Будто вчера всё это делал…

Ещё какие-то расплывчатые слова в мой адрес от дедушки долетают до моей души, разбивая на осколки, превращая их в пыль, последние остатки самообладания…

– Ба… – надломленным голосом произнёс я, подбегая к ней крепко обнимая.

– Тише, тише родной… Я уже стара для таких объятий…

Она даже в этой ситуации держится больше, чем я и утешающе гладит по спине, голове, целуя в щеки, лоб, тихо всхлипывая со словами, которых никто не слышит, кроме меня.
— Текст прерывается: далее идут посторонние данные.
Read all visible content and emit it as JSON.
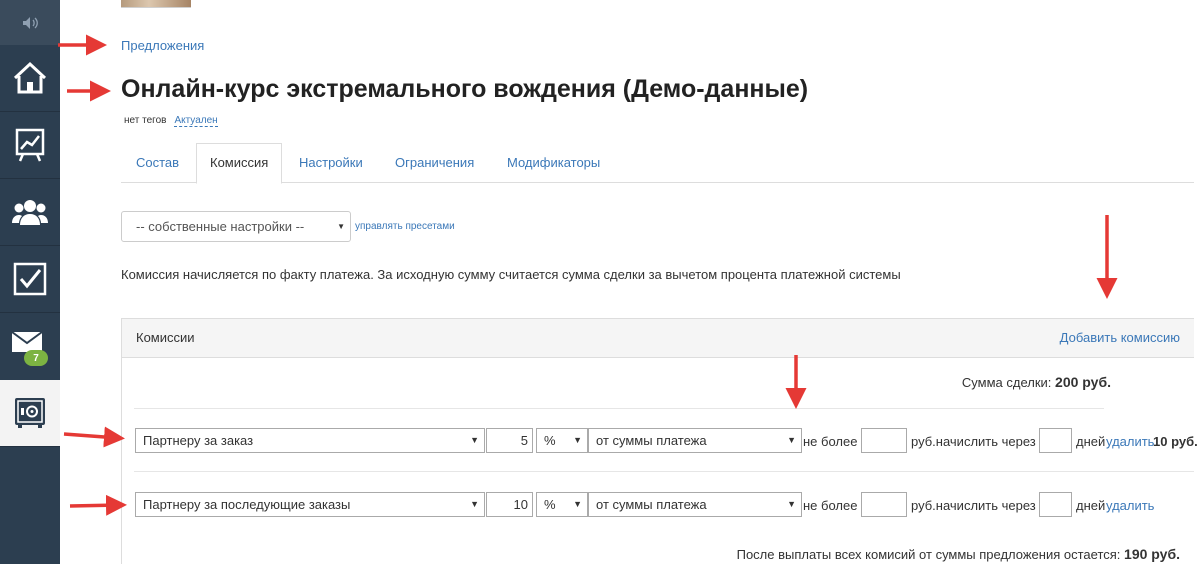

– Он хотел тебя увидеть… Очень хотел… Говорил, помру, когда Игорь невесту найдёт…

У меня никаких слов не было уже. Просто стоял в обнимку с бабушкой. Каждый пытался успокоить другого. Мы прошли с ней к подъехавшему «Патриоту». Оттуда вышли… трое из ларца! Двое в чёрном, один в сером, как мой отец – видимо с участка. Ну, серьёзно! Брюнеты с голубыми глазами, высокие, подтянутые, с прямой спиной. Диму я сразу узнал, по прическе, – как ходил в детстве постриженный по плечо, так и ходит, – и серьёзному взгляду. Серёга спрятал руки в карманы джинсов, опуская глаза, и на выдохе прошел за отцом и братом. Ни у меня, ни у друзей детства слов не было на разговоры. А вот дружеские объятья говорили о многом. Они искренне скучали и переживали.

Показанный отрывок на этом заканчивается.